Scaling laws predict loss; what you care about is capability. Evaluation is what bridges them. Benchmarks come in four families: multiple-choice (MMLU, ARC, HellaSwag, TruthfulQA), executable (HumanEval, GSM8K, MATH), instruction-following (IFEval), and open-ended (Chatbot Arena pairwise preference, LLM-as-judge). Evaluation is hard for four reasons: construct validity (does the benchmark measure the capability you care about?), contamination (did the model see the test set in training?), format sensitivity (prompt/harness/decoding choices swing scores), and open-ended scoring (no automatic ground truth). The pragmatic stack is layered: held-out perplexity, a multiple-choice suite, executable benchmarks, instruction-following, open-ended preference, and domain-specific evals. No single score is the model; the portfolio is. This is the scan version; the lesson is the discipline.

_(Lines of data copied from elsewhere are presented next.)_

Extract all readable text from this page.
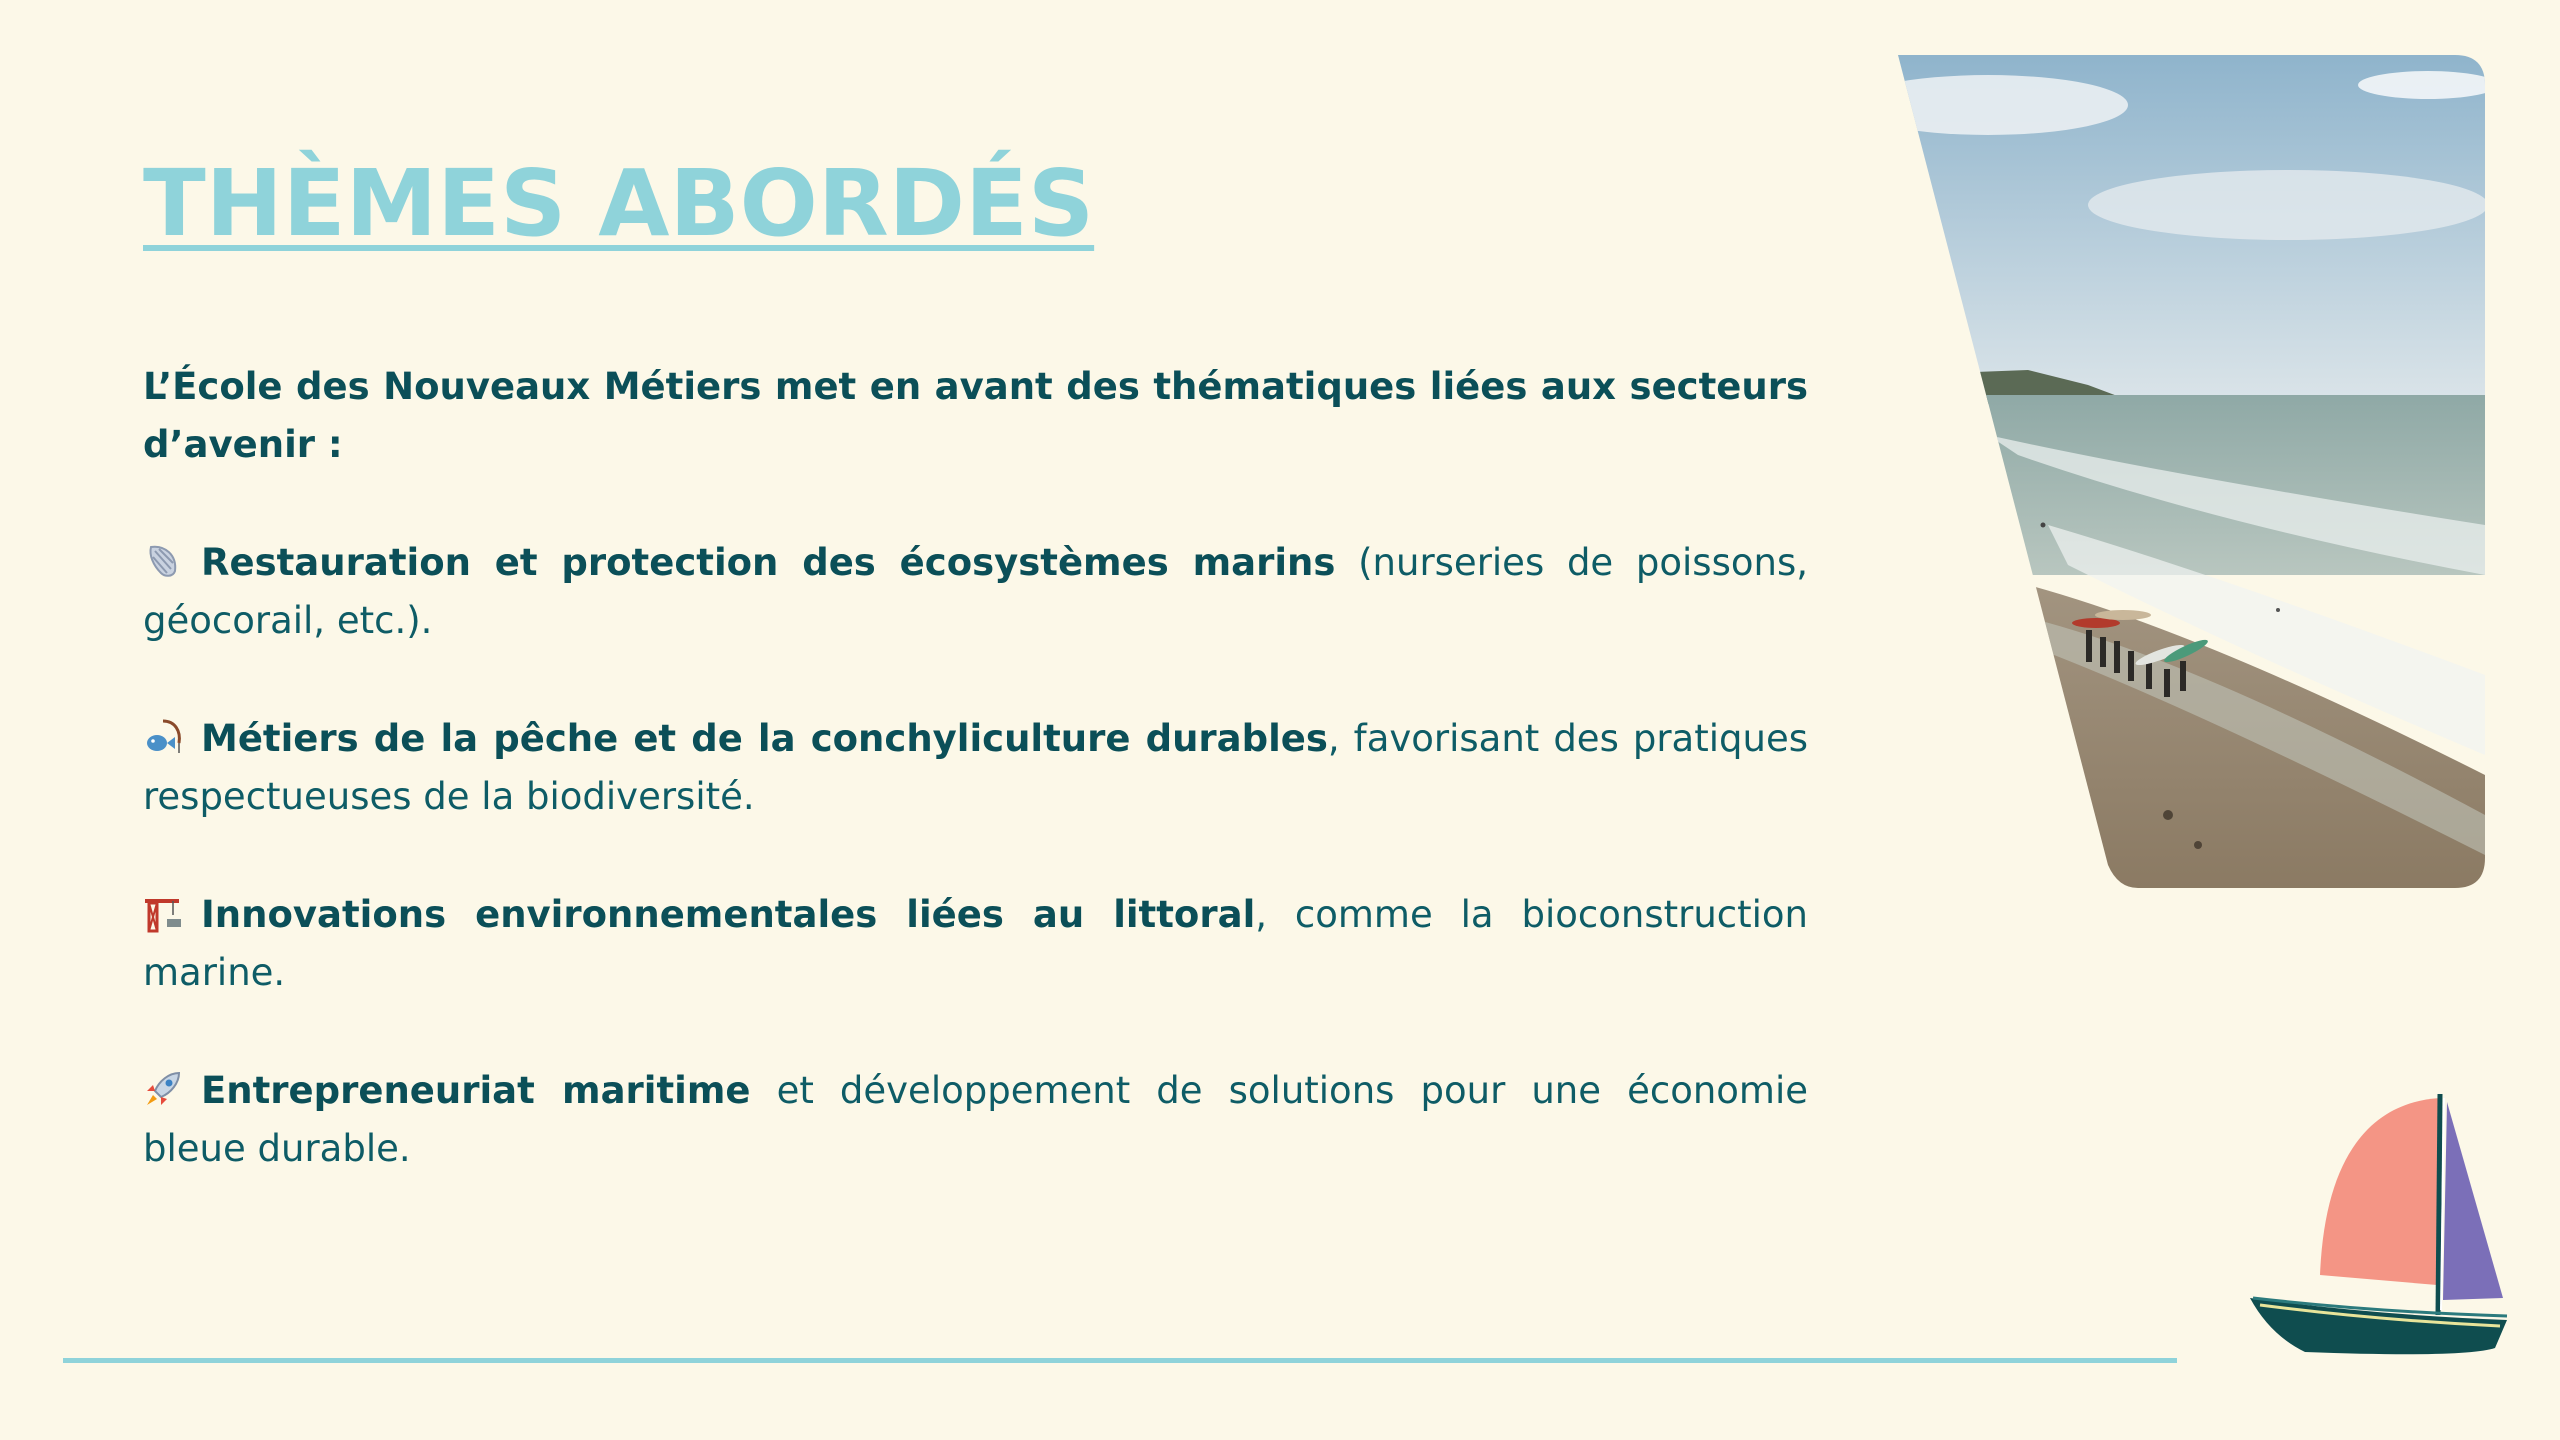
THÈMES ABORDÉS

L’École des Nouveaux Métiers met en avant des thématiques liées aux secteurs d’avenir :

Restauration et protection des écosystèmes marins (nurseries de poissons, géocorail, etc.).

Métiers de la pêche et de la conchyliculture durables, favorisant des pratiques respectueuses de la biodiversité.

Innovations environnementales liées au littoral, comme la bioconstruction marine.

Entrepreneuriat maritime et développement de solutions pour une économie bleue durable.
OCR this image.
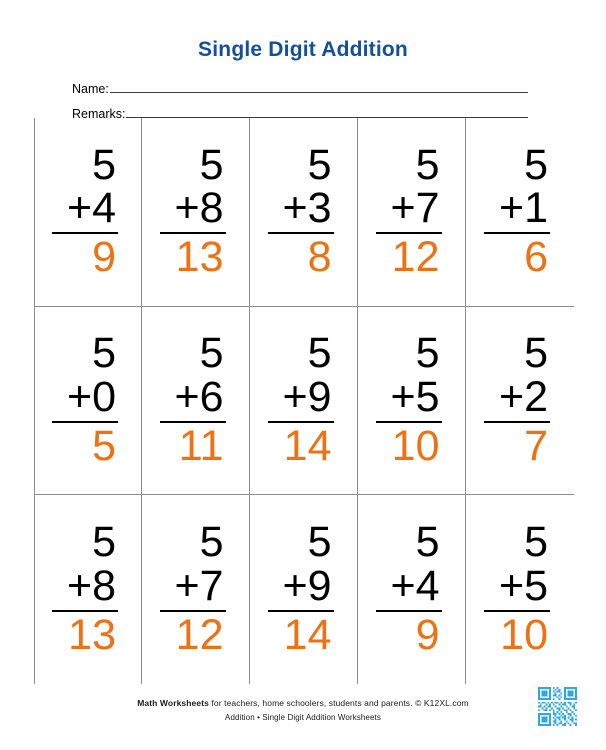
Single Digit Addition
Name:
Remarks:
5
+4
9
5
+8
13
5
+3
8
5
+7
12
5
+1
6
5
+0
5
5
+6
11
5
+9
14
5
+5
10
5
+2
7
5
+8
13
5
+7
12
5
+9
14
5
+4
9
5
+5
10
Math Worksheets for teachers, home schoolers, students and parents. © K12XL.com
Addition • Single Digit Addition Worksheets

  • Loss is not capability. Scaling laws predict cross-entropy; you care about downstream usefulness. The correlation is noisy; some capabilities appear in jumps.
  • Four benchmark formats: multiple-choice (MMLU, ARC, HellaSwag, TruthfulQA), executable (HumanEval, GSM8K, MATH), instruction-following (IFEval), open-ended (Arena pairwise, LLM-as-judge).
  • Four reasons evaluation is hard: construct validity (benchmark vs capability gap), contamination (model saw the test set), format sensitivity (harness choices swing scores), open-ended scoring (no automatic ground truth).
  • Contamination defenses: private or freshly generated benchmarks; executable tasks (run-and-check resists memorization-as-one-token); skepticism toward old public benchmark headlines.
  • Open-ended scoring options: pairwise human preference at scale (high signal, expensive) vs LLM-as-judge (cheap, biased). Both with failure modes in mind.
  • Layered pragmatic stack: perplexity smoke test, multiple-choice suite, executable, instruction-following, open-ended preference, domain-specific. Layers fail differently; the portfolio is the model’s measurement, not any single number.

This lesson is the feedback loop that all the rest of the systems work has been optimizing. Without it you cannot tell whether your improvements are improvements. With it you can read a model release critically: a state-of-the-art number on an old public benchmark is weaker evidence than the same model holding up on a freshly generated or executable benchmark; “X is faster” claims need format-pinned harnesses to be comparable; “X is smarter” claims need a portfolio of benchmarks with different failure modes to be convincing. The discipline of treating any one number with suspicion is also how you tell a saturated benchmark (everyone at ~95%, differences within noise) from a meaningful gap. The next two lessons turn to the data feeding all of this, where construct-validity-style questions reappear in a different shape (filter on what signal? balance against what target?).

If you cannot measure progress, you cannot make it. The portfolio (not any single number) is the model’s capability, and the discipline of treating one benchmark number with skepticism is the difference between a serious training program and a press kit.